Most people in business would agree that the dog-eat-dog mentality most celebrated in the 1980s has passed its high water mark, giving ground to cultures that value collaboration and mutual benefit. Yet shows such as The Apprentice still depict ruthlessness and uncompromising nature as the hallmark of the business success, and fictional characters from Gordon Gecko to Patrick Bateman further the idea that value-creators are a little psychopathic. Investigation of the 'dark-side' traits of leadership has started to focus on this notion: a recent report describes ongoing research suggesting these traits are present in start-up entrepreneurs, and may even be helpful to their success. This matters if it were so, and a London-based team of Reece Akhtar, Gorkan Ahmetoglu, and Tomas Chamorro-Premuzic have just published research into this issue, canvassing 435 individuals through an online survey.
The research looked at entrepreneurialism both as a personal trait, using the Measure of Entrepreneurial Tendencies and Abilities (META), and in terms of involvement in entrepreneurial activities. In this study, this was defined widely to include achievements and activities that relate to the researchers core definition of entrepreneurialism: innovation, value creation, and taking opportunities. So success included not only selling ideas and inventing products, but organising events and helping create social institutions.
Participants also responded to Levenson's self-report scale on psychopathic tendencies. The team predicted that different facets of psychopathy might mean different things for entrepreneurialism. Primary psychopathy involves narcissism, manipulation of others and low empathy, and was measured by agreement with items such as one beginning 'success is based on the survival of the fittest'. This was predicted to facilitate entrepreneurialism through competition and exploiting opportunities. Secondary psychopathy, meanwhile, involves lifestyle behaviours such as impulsivity or parasitic dependence, and anti-social behaviour such as criminal activity and recidivism. Given how these traits look likely to create more problems than they solve and alienate others in the process, they were predicted to actually impede entrepreneurial activities.
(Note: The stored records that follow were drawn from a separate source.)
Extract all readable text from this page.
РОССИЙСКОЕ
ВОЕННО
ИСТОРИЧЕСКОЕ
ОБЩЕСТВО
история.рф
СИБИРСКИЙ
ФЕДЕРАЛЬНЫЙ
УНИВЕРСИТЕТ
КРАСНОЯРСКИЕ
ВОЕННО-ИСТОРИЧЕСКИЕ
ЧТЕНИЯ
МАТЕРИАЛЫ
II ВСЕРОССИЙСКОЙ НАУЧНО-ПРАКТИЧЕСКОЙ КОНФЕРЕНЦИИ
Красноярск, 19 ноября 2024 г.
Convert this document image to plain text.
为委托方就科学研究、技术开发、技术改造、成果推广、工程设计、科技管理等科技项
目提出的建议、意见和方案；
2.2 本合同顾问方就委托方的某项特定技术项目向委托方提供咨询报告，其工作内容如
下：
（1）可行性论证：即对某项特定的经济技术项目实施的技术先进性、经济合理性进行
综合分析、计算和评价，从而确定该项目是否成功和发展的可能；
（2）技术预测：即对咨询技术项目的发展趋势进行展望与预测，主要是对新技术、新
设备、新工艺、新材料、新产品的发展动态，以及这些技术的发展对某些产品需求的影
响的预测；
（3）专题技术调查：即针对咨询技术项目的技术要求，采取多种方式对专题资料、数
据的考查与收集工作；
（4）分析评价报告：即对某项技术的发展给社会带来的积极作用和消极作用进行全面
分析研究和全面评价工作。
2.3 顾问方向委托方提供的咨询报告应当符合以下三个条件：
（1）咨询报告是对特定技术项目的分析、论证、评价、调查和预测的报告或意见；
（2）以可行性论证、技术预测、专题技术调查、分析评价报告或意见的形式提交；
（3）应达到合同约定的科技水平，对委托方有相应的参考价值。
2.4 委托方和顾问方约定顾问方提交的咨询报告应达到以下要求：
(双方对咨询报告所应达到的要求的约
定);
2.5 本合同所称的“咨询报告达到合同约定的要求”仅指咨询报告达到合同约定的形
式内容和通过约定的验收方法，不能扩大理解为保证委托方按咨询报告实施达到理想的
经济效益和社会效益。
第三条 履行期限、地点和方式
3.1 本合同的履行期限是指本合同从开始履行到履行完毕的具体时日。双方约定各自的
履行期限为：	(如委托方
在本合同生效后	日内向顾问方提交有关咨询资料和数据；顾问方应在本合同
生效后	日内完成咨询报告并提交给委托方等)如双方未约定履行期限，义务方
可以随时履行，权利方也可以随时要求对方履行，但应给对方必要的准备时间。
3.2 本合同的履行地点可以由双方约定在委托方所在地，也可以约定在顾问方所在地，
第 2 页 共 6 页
Akhtar and his colleagues built a statistical model of the data (including demographics and other basic controls) to determine what factors mattered when others were taken into account. META had a strong relationship of .72 with the overall entrepreneurial activity of the individual. Secondary psychopathy turned out to have no significant relationships to entrepreneurial traits (META) or activities. Meanwhile, primary psychopathy - that Darwinian 'me-first' mentality - was moderately linked to META ratings. But once META was taken into account, primary psychopathy had little bearing on whether an individual had entrepreneurial achievements or activities. The only exception that was found was in one sub-domain - building and benefiting society - and this relationship was negative, which is in this case makes intuitive sense.
This study suggests that for a broad definition of entrepreneurialism, the perception that psychopathic traits are needed is a false one. It may be that they can occur alongside other more pertinent traits, but their quintessentially psychopathic elements don't make for a better entrepreneur: they can even undermine their effectiveness. It may yet be true that entrepreneurs value getting ahead over getting along, but far from fetishising these dark-side traits, we should treat them with appropriate caution. Apprentice-makers, take note.